For decades, generations of researchers have watched and watched the invasion. “Sometimes you can literally see it” in the changes in the leaf sand, Johnson said.
The “Ghostbusters engine” and how the study was done
When Jochum joined the project, he came up with some experience studying small creatures such as insects and was curious to see what the effects of earthworms might be on the ground.
The researchers decided to look at square plots in the forest with slender trees such as poplar and poplar, many with signs of being scratched by bears. They sucked small creatures, from deciduous to spiders from the dense undergrowth filled with dead wood, using a vacuum carried like a backpack. Jochum describes it as “the Ghostbusters”.
Pupil Romy Zeiss, co-author of the new work, uses the insect suction sampler, which was used to collect all the insects in a given sampling area. (Malte Jochum)
They also measured earthworms in the soil below for comparison by pulling them with an irritating mustard solution.
Where there were more worms, there were significantly fewer insects in number, species and mass. “I was amazed at the strength and seriousness,” said Jochum.
As expected, insects competing with earthworms for rotten organic matter were negatively affected. But there were few winners – predators like spiders and parasites. Why they increased in number as earthworms invaded remains a mystery that needs to be solved.
The study was funded by the European Research Council and the German Research Foundation.
What does this mean for people fishing and walking in the forest
Carol Frost, an assistant professor and insect and spider ecologist at the University of Alberta, said the study addresses a “super-interesting question”. However, she knows from her own research on the effects of invasive species that this type of study is quite difficult, because so many variables can affect the results, from altitude to vegetation types in a given plot. He would like to see the study repeated in other places with earthworm infestations.
Joann Whalen, a professor and soil scientist at McGill University who has researched earthworms in southern Quebec and discovered many of the same species, said she was intrigued by the study’s findings.
“I think there are some lessons to be learned from this study,” he said. “If we do not pay attention and let earthworms enter new habitats, they will cause some changes that are quite dramatic and have very unexpected consequences.”
Fishermen who use earthworms as bait can introduce them to new, remote areas they have not inhabited before.
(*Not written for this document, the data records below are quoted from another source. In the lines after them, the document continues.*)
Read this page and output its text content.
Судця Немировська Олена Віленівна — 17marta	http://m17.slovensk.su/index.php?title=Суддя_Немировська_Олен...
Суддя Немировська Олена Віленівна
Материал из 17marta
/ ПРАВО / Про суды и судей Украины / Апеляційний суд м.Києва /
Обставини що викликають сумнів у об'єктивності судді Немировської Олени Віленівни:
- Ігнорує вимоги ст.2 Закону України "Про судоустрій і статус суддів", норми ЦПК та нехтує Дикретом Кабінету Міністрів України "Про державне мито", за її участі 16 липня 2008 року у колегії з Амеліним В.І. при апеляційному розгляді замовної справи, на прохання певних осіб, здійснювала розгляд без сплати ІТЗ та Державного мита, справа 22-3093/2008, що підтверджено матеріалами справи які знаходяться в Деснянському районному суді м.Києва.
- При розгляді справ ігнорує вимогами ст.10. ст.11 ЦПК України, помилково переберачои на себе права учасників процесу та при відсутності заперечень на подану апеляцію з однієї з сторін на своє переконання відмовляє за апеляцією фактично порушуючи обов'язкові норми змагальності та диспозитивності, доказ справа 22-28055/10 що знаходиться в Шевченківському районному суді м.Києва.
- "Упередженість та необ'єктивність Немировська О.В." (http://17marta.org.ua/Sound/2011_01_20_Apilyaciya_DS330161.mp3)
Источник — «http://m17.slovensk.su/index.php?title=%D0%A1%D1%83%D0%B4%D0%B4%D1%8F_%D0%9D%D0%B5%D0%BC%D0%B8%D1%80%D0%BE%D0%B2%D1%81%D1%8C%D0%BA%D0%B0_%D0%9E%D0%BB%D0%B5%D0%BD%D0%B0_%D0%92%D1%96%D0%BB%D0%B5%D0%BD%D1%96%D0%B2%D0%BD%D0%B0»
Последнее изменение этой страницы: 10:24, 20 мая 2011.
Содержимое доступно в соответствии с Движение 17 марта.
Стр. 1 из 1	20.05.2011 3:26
The researchers urge the public to be careful not to let the worms escape to the ground. (Emily Rendell-Watson / CBC)
He said that many people believe that earthworms are beneficial, but this shows another side and suggested that it might be worth raising public awareness.
Dezene Huber, a professor of ecosystem science and management at the University of Northern British Columbia who studies the impact of disturbances such as fires and climate change on the biodiversity of insects and spiders, agreed.
“I think it should really drive home; the fact that we really have to work trying to keep earthworms away from those areas where they have not already invaded.”